Es gibt ganz offensichtlich Interessengruppen, die sich ein möglichst schlechtes Verhältnis zwischen Europa und Russland wünschen. Inwiefern der NATO-General damit in Zusammenhang steht, muss zunächst Spekulation bleiben. Daß sich die NATO-Botschafter, ber auch unser Außenminister ermannt haben, die Dinge beim Namen zu nennen, wird jeden "Russland- und Putinversteher" mit Genugtuung erfüllen. Vielleicht ist das jetzt endlich mal die Geschäftsgrundlage für eine wirkliche Entspannung der gefährlichen Situation.
anron 07.03.2015
3. es passt besser zur eigenen Untätigkeit
den Herrn als Aufhetzer abzustempeln. Die Menge an schweren Waffen sprechen eine andere Sprache. Russland schafft Fakten und unsere Politik ist dafür nicht bereit und völlig überfordert.
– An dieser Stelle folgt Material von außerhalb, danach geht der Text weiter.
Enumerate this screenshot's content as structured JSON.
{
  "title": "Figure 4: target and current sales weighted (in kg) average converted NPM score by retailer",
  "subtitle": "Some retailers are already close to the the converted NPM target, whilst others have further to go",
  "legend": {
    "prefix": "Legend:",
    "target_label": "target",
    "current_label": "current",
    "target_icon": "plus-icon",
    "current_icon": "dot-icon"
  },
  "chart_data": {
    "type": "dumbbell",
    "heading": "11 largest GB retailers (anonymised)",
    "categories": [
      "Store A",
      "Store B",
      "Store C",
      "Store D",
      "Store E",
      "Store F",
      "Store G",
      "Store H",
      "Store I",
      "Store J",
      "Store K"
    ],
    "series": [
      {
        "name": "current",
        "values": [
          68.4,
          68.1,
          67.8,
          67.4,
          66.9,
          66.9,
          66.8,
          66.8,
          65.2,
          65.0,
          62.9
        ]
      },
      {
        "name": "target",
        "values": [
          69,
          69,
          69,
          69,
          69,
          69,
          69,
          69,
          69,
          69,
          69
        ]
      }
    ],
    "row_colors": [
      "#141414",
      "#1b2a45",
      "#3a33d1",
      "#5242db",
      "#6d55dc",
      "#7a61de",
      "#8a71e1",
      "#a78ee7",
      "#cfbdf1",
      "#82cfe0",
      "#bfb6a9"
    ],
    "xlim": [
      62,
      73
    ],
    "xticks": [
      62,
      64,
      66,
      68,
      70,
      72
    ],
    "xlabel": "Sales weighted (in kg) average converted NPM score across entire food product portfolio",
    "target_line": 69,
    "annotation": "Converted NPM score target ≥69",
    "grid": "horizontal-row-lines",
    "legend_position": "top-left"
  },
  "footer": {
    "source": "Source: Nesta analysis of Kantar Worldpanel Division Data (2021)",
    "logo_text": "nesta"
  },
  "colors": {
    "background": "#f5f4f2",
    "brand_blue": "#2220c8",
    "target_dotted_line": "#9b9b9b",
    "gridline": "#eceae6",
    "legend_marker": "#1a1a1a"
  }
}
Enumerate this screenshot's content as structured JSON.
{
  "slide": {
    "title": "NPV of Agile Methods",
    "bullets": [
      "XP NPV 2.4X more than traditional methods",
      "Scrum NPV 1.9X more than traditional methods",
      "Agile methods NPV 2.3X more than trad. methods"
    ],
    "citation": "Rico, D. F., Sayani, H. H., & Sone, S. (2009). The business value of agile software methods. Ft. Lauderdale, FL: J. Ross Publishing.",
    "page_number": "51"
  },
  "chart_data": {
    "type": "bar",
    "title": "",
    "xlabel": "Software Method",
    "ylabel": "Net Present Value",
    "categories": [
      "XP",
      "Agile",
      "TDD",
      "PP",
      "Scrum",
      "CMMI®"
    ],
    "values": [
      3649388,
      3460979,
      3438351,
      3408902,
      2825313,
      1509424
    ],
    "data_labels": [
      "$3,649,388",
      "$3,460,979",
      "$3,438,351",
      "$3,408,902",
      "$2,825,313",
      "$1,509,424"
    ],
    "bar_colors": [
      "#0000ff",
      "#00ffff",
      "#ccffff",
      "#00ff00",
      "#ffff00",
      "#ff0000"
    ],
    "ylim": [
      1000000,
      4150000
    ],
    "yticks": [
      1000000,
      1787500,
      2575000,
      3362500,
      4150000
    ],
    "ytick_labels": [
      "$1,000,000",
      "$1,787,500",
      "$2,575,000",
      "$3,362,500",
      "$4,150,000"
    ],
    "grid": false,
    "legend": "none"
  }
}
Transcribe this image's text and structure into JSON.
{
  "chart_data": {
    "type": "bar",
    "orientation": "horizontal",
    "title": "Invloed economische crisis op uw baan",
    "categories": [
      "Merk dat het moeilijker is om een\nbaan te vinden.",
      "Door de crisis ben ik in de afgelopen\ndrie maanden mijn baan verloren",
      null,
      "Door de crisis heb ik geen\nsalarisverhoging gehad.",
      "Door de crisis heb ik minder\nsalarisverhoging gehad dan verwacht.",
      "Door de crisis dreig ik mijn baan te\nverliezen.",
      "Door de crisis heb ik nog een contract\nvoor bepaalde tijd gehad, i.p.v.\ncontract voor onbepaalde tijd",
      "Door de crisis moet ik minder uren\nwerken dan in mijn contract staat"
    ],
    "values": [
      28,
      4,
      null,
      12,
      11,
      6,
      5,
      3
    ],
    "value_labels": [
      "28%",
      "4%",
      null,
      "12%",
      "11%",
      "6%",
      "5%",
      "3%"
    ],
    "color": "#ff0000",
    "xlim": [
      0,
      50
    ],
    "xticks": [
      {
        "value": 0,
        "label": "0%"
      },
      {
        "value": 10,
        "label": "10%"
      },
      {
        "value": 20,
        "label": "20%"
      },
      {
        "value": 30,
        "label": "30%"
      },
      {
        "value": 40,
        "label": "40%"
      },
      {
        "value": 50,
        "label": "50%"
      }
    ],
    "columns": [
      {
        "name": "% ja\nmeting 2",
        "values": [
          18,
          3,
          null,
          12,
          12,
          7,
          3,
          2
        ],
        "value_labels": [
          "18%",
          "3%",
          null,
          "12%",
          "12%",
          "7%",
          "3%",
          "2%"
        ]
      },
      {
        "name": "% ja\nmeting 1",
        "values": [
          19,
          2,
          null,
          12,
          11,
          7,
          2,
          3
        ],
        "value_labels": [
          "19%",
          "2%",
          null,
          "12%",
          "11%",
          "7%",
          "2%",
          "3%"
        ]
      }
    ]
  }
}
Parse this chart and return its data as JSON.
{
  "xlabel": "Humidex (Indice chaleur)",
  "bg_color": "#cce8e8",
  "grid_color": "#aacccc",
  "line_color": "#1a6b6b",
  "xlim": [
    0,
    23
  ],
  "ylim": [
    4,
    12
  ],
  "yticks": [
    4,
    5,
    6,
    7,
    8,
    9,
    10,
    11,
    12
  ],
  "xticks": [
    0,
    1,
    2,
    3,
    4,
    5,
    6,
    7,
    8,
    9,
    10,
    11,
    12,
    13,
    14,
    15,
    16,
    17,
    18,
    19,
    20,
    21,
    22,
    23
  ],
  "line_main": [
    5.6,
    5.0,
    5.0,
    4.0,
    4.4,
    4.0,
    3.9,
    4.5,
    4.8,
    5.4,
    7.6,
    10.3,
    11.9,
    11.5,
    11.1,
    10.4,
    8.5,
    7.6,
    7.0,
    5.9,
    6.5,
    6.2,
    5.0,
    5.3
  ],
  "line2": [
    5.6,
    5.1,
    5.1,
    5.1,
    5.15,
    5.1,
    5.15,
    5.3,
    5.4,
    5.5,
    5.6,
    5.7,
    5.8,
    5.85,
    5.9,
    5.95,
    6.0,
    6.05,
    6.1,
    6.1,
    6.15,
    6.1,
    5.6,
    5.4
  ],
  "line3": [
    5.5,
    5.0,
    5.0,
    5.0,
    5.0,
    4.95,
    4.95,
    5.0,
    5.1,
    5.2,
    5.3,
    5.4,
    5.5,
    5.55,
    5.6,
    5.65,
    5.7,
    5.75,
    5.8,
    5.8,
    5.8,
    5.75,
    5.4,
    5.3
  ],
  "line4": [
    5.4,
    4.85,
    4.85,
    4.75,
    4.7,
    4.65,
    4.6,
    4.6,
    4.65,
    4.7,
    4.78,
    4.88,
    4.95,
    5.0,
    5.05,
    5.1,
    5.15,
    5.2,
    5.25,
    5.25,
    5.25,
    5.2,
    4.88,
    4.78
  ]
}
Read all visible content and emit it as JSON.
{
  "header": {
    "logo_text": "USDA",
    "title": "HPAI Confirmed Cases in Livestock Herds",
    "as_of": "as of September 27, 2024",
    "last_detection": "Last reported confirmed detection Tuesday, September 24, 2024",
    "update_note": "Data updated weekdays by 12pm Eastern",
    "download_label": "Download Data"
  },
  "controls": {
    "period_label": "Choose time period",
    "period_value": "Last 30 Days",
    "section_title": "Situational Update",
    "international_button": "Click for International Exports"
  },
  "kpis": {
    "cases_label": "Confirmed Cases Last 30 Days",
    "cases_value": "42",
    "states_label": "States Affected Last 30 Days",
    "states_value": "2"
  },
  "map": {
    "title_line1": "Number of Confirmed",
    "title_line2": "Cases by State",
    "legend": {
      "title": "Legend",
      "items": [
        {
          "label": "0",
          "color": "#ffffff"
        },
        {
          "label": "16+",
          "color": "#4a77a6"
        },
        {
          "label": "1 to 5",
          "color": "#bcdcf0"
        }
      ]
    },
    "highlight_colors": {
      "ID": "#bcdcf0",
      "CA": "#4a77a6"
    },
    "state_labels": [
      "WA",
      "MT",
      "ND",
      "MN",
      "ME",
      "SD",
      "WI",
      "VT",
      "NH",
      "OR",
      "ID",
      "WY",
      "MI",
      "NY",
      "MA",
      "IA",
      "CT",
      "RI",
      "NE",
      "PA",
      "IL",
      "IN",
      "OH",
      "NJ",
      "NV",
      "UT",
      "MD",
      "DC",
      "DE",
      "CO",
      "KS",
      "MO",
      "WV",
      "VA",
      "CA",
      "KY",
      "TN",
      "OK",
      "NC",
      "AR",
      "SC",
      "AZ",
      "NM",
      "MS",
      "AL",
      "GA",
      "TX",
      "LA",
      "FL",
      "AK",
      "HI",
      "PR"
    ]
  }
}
rechdschreibfehler 07.03.2015
4. Toller Artikel
Vielleicht verrät uns SPON ja sogar, was der Herr Oberbefehlshaber geäussert hat? Oder was soll uns dieser Artikel sagen??
inovatech 07.03.2015
5. Er hat doch Recht
Wenn "Separatisten" mit nagelneuen T70 Panzern herumfahren, muss man sich nicht fragen wie ein "Zivilist" diesen Panzer "ausleihen" konnte ? Wieso gibt es keine genauen Aussagen z.B. durch Satelliten-Beobachtungen ? In dieser Uraine-Geschichte stimmt so einiges nicht - es passt nichts zusammen.